/CNN-VAE

Variational Autoencoder (VAE) with perception loss implementation in pytorch

Primary LanguagePythonMIT LicenseMIT

CNN-VAE

A Res-Net Style VAE with an adjustable perceptual loss using a pre-trained vgg19.
Based off of Deep Feature Consistent Variational Autoencoder

Latent space interpolation
Latent space interpolation

My Pytorch Deep Learning Series on Youtube

Whole Playlist
Pytorch VAE Basics

If you found this code useful

Buy me a Coffee

NEW!

Let me know if any other features would be useful!
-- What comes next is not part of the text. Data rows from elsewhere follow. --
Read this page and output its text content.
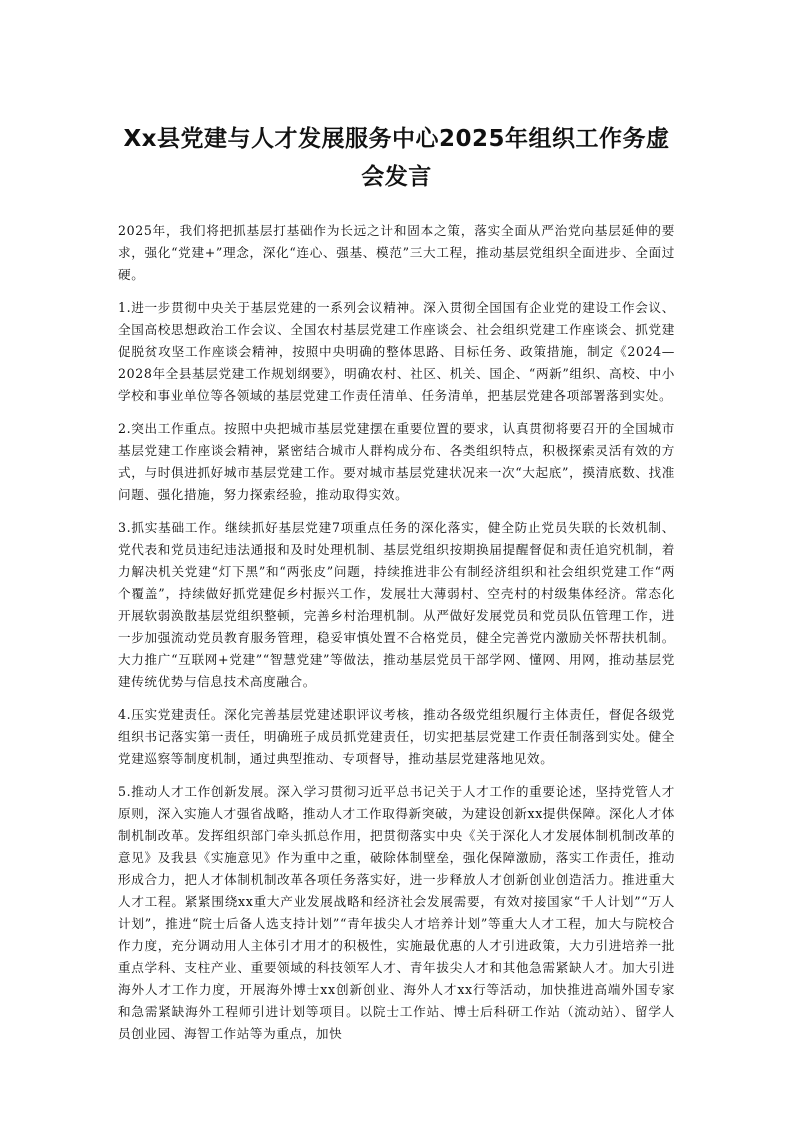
Xx县党建与人才发展服务中心2025年组织工作务虚会发言

2025年，我们将把抓基层打基础作为长远之计和固本之策，落实全面从严治党向基层延伸的要求，强化“党建+”理念，深化“连心、强基、模范”三大工程，推动基层党组织全面进步、全面过硬。

1.进一步贯彻中央关于基层党建的一系列会议精神。深入贯彻全国国有企业党的建设工作会议、全国高校思想政治工作会议、全国农村基层党建工作座谈会、社会组织党建工作座谈会、抓党建促脱贫攻坚工作座谈会精神，按照中央明确的整体思路、目标任务、政策措施，制定《2024—2028年全县基层党建工作规划纲要》，明确农村、社区、机关、国企、“两新”组织、高校、中小学校和事业单位等各领域的基层党建工作责任清单、任务清单，把基层党建各项部署落到实处。

2.突出工作重点。按照中央把城市基层党建摆在重要位置的要求，认真贯彻将要召开的全国城市基层党建工作座谈会精神，紧密结合城市人群构成分布、各类组织特点，积极探索灵活有效的方式，与时俱进抓好城市基层党建工作。要对城市基层党建状况来一次“大起底”，摸清底数、找准问题、强化措施，努力探索经验，推动取得实效。

3.抓实基础工作。继续抓好基层党建7项重点任务的深化落实，健全防止党员失联的长效机制、党代表和党员违纪违法通报和及时处理机制、基层党组织按期换届提醒督促和责任追究机制，着力解决机关党建“灯下黑”和“两张皮”问题，持续推进非公有制经济组织和社会组织党建工作“两个覆盖”，持续做好抓党建促乡村振兴工作，发展壮大薄弱村、空壳村的村级集体经济。常态化开展软弱涣散基层党组织整顿，完善乡村治理机制。从严做好发展党员和党员队伍管理工作，进一步加强流动党员教育服务管理，稳妥审慎处置不合格党员，健全完善党内激励关怀帮扶机制。大力推广“互联网+党建”“智慧党建”等做法，推动基层党员干部学网、懂网、用网，推动基层党建传统优势与信息技术高度融合。

4.压实党建责任。深化完善基层党建述职评议考核，推动各级党组织履行主体责任，督促各级党组织书记落实第一责任，明确班子成员抓党建责任，切实把基层党建工作责任制落到实处。健全党建巡察等制度机制，通过典型推动、专项督导，推动基层党建落地见效。

5.推动人才工作创新发展。深入学习贯彻习近平总书记关于人才工作的重要论述，坚持党管人才原则，深入实施人才强省战略，推动人才工作取得新突破，为建设创新xx提供保障。深化人才体制机制改革。发挥组织部门牵头抓总作用，把贯彻落实中央《关于深化人才发展体制机制改革的意见》及我县《实施意见》作为重中之重，破除体制壁垒，强化保障激励，落实工作责任，推动形成合力，把人才体制机制改革各项任务落实好，进一步释放人才创新创业创造活力。推进重大人才工程。紧紧围绕xx重大产业发展战略和经济社会发展需要，有效对接国家“千人计划”“万人计划”，推进“院士后备人选支持计划”“青年拔尖人才培养计划”等重大人才工程，加大与院校合作力度，充分调动用人主体引才用才的积极性，实施最优惠的人才引进政策，大力引进培养一批重点学科、支柱产业、重要领域的科技领军人才、青年拔尖人才和其他急需紧缺人才。加大引进海外人才工作力度，开展海外博士xx创新创业、海外人才xx行等活动，加快推进高端外国专家和急需紧缺海外工程师引进计划等项目。以院士工作站、博士后科研工作站（流动站）、留学人员创业园、海智工作站等为重点，加快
1.3) Default model is now much larger, but still has a similar memory usage plus much better performance. Added some additional arguments for greater customization!
--norm_type arg to change the layer norm type between BatchNorm (bn) and GroupNorm (gn), use GroupNorm if you can only train with a small batch size.
--num_res_blocks arg defines how many Res-Identity blocks are at the BottleNeck for both the Encoder and Decoder, increase this for a deeper model while maintaining low memory footprint.
--deep_model arg will add a Res-Identity block to each of the up/down-sampling stages for both the Encoder and Decoder, use this to increase depth, but will result in a larger memory footprint + slower training.

1.2) Added Dynamic Depth Architecture, define the "blocks" parameter, a list of channel scales. Each scale will create a new Res up/down block with each block scaling up/down by a factor of 2. Default parameters will downsample a 3x64x64 image to a 256x4x4 latent space although any square image will work.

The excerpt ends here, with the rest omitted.